We'll plot the visibility amplitude and phase from the GPU simulation, similar to what we did in the CPU tutorial.

In [None]:
# Use GPU results if available, otherwise CPU results
vis_to_plot = vis_gpu if gpu_available else vis_cpu

fig, axs = plt.subplots(1, 2, figsize=(10, 6))
for bl_index, bl in enumerate(baselines[:3]):
    axs[0].semilogy(freqs / 1e6, np.abs(vis_to_plot[:, 0, bl_index]))
    axs[1].plot(freqs / 1e6, np.angle(vis_to_plot[:, 0, bl_index]), label=f"b = {bl[0]}")

axs[1].legend()
axs[0].set_xlabel('Frequency [MHz]')
axs[1].set_xlabel('Frequency [MHz]')
axs[0].set_ylabel('Amplitude [Jy]')
axs[1].set_ylabel('Phase [rad]')
axs[1].set_ylim(-np.pi * 1.1, np.pi * 1.1)
axs[0].grid()
axs[1].grid()
plt.show()

In [None]:
fig, axs = plt.subplots(1, 2, figsize=(10, 6))
for bl_index, bl in enumerate(baselines[:3]):
    axs[0].semilogy(times.unix - times.unix[0], np.abs(vis_to_plot[0, :, bl_index]))
    axs[1].plot(times.unix - times.unix[0], np.angle(vis_to_plot[0, :, bl_index]), label=f"b = {bl[0]}")

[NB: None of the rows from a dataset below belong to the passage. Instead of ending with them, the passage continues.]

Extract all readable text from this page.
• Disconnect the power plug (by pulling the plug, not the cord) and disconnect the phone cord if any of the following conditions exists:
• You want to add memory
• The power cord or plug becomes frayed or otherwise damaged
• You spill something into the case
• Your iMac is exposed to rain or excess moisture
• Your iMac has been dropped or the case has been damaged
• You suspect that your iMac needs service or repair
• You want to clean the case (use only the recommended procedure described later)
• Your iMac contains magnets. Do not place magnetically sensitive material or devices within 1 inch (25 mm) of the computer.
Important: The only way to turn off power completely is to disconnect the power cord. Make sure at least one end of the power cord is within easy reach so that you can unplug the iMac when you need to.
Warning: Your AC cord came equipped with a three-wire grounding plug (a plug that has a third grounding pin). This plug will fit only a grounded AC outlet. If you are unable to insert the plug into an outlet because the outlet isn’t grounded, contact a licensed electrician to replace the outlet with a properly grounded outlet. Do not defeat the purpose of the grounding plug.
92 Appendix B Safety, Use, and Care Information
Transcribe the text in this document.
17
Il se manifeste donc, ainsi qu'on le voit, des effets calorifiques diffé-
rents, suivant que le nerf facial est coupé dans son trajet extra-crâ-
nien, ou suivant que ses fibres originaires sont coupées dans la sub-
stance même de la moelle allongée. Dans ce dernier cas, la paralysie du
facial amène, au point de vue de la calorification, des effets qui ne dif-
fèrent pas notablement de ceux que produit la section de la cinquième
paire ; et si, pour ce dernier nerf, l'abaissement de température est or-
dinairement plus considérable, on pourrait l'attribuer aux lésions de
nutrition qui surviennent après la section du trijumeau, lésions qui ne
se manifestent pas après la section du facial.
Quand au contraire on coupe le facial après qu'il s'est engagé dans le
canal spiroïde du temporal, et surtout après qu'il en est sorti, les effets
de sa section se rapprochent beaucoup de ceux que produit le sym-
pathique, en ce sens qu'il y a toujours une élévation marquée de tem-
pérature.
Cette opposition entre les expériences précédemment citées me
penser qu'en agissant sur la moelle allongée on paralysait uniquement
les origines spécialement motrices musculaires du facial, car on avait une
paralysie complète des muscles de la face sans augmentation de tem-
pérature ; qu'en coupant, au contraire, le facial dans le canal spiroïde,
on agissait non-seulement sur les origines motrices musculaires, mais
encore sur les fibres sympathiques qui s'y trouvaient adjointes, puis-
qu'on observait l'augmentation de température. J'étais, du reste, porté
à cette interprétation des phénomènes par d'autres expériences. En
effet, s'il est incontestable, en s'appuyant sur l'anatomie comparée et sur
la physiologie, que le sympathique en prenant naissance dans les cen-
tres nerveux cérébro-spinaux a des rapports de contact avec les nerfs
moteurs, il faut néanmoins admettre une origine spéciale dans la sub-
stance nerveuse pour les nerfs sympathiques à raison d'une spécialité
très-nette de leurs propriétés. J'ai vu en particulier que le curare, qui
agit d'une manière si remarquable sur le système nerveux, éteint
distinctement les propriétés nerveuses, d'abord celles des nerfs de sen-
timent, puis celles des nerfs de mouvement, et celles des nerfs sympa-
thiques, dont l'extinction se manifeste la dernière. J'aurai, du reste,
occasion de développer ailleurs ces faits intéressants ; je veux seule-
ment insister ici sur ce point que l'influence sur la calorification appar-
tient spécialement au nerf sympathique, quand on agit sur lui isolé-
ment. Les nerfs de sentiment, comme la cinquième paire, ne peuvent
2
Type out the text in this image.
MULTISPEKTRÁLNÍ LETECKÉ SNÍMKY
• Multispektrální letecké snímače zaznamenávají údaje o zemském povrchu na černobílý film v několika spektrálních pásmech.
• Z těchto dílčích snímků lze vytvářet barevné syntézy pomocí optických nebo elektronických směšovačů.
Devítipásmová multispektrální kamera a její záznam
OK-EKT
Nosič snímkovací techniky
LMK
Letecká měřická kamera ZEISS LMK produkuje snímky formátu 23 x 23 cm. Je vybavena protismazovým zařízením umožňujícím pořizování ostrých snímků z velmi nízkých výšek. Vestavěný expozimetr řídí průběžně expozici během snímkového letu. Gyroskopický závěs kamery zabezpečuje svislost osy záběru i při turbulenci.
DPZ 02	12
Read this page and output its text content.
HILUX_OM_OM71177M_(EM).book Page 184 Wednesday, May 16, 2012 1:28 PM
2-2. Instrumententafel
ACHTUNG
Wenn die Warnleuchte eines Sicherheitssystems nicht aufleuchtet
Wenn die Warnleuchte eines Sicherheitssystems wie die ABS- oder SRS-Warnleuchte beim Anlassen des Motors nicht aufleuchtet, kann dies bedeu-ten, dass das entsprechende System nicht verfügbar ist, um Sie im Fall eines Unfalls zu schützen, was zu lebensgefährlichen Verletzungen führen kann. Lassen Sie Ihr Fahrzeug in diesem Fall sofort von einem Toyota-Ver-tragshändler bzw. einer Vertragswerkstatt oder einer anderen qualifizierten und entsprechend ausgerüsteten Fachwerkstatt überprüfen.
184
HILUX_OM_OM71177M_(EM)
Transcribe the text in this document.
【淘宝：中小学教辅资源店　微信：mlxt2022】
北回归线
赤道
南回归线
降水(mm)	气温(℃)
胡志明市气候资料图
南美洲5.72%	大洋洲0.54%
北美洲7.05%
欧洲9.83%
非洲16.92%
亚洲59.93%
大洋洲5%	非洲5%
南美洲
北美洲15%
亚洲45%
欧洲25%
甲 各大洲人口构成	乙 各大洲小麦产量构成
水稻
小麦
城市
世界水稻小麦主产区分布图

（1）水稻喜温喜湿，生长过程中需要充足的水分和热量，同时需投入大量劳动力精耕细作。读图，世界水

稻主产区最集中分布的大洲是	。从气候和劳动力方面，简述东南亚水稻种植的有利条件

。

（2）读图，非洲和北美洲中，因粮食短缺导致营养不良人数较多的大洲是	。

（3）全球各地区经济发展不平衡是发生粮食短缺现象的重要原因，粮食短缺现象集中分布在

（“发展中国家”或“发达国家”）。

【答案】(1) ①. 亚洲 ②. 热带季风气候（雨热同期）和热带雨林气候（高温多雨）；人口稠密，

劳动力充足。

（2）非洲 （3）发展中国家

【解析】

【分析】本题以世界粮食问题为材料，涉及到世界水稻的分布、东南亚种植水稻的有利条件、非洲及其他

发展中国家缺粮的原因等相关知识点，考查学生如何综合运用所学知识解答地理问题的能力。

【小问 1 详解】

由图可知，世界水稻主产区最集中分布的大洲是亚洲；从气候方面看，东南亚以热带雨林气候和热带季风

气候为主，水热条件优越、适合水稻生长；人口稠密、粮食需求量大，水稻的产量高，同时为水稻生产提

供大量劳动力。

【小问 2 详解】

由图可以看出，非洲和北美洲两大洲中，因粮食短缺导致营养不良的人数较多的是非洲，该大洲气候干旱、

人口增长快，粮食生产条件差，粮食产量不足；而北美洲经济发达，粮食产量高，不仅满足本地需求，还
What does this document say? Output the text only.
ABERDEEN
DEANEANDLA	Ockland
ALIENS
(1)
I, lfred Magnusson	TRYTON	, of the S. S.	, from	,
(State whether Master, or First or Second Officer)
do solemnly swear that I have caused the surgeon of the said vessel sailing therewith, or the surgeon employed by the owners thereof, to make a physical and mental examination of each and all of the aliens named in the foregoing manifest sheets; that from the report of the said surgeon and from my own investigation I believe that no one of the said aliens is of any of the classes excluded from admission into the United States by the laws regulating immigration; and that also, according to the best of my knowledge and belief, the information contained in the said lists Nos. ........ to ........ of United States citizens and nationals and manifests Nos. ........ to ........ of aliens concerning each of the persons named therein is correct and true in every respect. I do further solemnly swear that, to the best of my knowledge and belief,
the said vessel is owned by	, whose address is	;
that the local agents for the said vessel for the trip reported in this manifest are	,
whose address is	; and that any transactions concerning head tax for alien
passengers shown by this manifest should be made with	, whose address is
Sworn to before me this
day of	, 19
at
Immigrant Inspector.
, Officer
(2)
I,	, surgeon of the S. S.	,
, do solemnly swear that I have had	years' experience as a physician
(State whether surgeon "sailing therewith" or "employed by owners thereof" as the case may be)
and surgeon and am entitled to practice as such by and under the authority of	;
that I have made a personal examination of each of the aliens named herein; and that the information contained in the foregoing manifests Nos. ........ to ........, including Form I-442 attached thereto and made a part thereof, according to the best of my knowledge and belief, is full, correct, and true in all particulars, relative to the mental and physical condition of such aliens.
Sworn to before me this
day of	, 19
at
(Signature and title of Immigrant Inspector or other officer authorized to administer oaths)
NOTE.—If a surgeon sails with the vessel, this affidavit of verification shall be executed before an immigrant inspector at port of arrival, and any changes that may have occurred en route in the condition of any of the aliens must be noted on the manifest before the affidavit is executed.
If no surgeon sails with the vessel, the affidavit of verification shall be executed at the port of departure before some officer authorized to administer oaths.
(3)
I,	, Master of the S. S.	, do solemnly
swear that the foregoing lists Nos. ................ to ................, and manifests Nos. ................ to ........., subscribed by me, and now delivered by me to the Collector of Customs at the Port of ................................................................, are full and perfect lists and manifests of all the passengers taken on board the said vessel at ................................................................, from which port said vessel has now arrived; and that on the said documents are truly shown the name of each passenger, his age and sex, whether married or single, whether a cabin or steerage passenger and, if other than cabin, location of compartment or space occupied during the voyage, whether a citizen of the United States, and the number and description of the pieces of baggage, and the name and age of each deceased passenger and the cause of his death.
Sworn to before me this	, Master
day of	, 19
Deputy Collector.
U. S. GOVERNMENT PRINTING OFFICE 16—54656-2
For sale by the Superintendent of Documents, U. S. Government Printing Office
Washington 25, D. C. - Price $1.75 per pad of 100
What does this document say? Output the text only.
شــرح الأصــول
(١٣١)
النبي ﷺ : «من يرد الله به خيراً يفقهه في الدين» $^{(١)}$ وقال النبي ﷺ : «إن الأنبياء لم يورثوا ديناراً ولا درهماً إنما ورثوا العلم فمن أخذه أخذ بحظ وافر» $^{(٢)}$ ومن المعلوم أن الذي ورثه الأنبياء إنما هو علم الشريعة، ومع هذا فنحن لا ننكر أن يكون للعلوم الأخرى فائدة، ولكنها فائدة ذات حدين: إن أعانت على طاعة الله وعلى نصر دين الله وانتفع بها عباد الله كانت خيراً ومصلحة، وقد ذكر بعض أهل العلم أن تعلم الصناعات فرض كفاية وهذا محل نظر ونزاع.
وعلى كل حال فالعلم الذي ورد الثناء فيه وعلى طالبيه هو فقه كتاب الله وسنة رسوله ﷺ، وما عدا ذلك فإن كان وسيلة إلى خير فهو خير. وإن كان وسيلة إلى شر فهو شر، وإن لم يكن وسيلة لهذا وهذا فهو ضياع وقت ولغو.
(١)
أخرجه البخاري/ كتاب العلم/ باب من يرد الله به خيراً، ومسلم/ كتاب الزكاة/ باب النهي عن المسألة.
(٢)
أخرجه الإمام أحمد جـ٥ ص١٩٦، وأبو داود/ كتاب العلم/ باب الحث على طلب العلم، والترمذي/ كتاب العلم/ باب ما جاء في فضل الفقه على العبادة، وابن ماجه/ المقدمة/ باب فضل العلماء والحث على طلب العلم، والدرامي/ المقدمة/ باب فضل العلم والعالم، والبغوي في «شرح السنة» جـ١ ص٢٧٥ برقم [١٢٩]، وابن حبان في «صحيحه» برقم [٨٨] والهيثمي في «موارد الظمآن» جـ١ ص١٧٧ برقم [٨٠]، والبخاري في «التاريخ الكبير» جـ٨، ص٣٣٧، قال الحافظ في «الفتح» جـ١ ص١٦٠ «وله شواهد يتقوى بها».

axs[0].set_xlabel('Times [s]')
axs[1].set_xlabel('Times [s]')
axs[0].set_ylabel('Amplitude [Jy]')
axs[1].set_ylabel('Phase [rad]')
axs[1].set_ylim(-np.pi * 1.1, np.pi * 1.1)
axs[0].grid()
axs[1].grid()
plt.legend()
plt.show()

## Conclusion

The GPU backend of `fftvis` provides a significant speedup compared to the CPU backend, especially for larger sky models with many sources. The main advantages are:

1. Accelerated non-uniform FFT operations using `cufinufft`
2. Parallel processing of source computations on the GPU
3. Efficient beam interpolation using GPU-accelerated map coordinates

When working with large simulations, the GPU backend is recommended if suitable hardware is available. For smaller simulations, the overhead of data transfer between CPU and GPU might reduce the performance advantage.

In [None]:
# Clean up GPU memory if we used it
if gpu_available and 'cp' in globals():
    cp.cuda.runtime.deviceSynchronize()
    cp.get_default_memory_pool().free_all_blocks()